Gianfranco Stevanin vuole uscire di prigione. E il suo avvocato si affida allo psichiatra Alessandro Meluzzi per ottenere permessi premio. La notizia è del Corriere del Veneto e nella vicina Italia sta già facendo molto discutere. Perché Stevanin è un serial killer, che negli anni Novanta ha letteralmente sconvolto la vicina Penisola.

Chi è

La storia di Gianfranco Stevanin inizia il 2 ottobre 1960, a Montagnana, comune italiano di poco meno di 9.000 abitanti della provincia di Padova, in Veneto. La storia del «mostro di Terrazzo» inizia invece il 16 novembre 1994. È sera quando, al casello di Vicenza Ovest, una volante della polizia vede una donna lanciarsi da una Lancia Dedra Blu, per poi chiedere aiuto. La donna è Gabriele Musger, una prostituta austriaca. In sede di denuncia racconta di essere stata avvicinata dall'uomo mentre aspettava i clienti, e di essersi accordata per scattare delle fotografie. Ma una volta raggiunta l'abitazione, è iniziato l'incubo: rapporti violenti, giochi erotici, foto pornografiche. Quando si è rifiutata di farsi legare nuda al tavolo, è stata minacciata con una pistola e un taglierino. Lei ha tentato di convincerlo a lasciarla andare, per 25 milioni di lire, e dopo essere stata costretta all'ennesimo rapporto sessuale, i due sono saliti in auto (l'avrebbe accompagnata a casa a prendere il denaro). Al casello, quindi, la fuga.

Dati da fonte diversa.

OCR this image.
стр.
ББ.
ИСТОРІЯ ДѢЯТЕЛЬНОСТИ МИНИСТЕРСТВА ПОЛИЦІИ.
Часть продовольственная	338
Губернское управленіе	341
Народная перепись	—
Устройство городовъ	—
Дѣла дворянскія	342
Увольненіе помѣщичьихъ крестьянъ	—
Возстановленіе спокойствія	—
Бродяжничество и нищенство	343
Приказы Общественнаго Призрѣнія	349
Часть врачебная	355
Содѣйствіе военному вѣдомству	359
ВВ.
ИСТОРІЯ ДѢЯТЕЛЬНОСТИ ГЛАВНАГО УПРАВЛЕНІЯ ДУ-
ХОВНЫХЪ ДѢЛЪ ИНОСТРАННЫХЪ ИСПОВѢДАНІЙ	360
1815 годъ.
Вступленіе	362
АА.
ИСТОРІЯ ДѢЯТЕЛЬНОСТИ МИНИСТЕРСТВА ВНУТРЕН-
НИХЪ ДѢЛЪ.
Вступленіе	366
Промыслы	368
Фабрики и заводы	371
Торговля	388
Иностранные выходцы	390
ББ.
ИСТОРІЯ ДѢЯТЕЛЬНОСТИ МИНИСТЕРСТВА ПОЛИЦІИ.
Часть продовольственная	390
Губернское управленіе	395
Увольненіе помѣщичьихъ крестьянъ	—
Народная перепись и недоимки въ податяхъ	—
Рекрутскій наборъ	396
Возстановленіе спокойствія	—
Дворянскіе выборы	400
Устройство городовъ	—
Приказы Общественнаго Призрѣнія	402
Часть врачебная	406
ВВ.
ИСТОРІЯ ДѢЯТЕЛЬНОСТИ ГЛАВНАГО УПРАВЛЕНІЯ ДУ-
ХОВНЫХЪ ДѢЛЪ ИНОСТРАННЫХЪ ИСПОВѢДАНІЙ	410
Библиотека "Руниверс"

Le forze dell'ordine, a questo punto, si recano nella villetta di via Torrano 41, a casa dell'agricoltore. E al vecchio casolare di via Brazzetto, dove trovano di tutto: tra immagini sacre e religiose ci sono materiale pornografico, libri di anatomia, scatole contenenti peli pubici (in seguito dirà che voleva usarli per fare un cuscino) e un file contenente informazioni su tutti i suoi partner. E ancora, oltre 7.000 fotografie scattate personalmente da Stevanin. Lì trovano pure i documenti d'identità e alcuni oggetti appartenenti a due donne: Biljana Pavlovic, cameriera serba di 25 anni residente ad Arzignano (Vicenza) della quale non si hanno notizie dall'agosto del 1994, e Claudia Pulejo, 29 anni, tossicodipendente di Legnano (Verona) scomparsa il 15 gennaio dello stesso anno.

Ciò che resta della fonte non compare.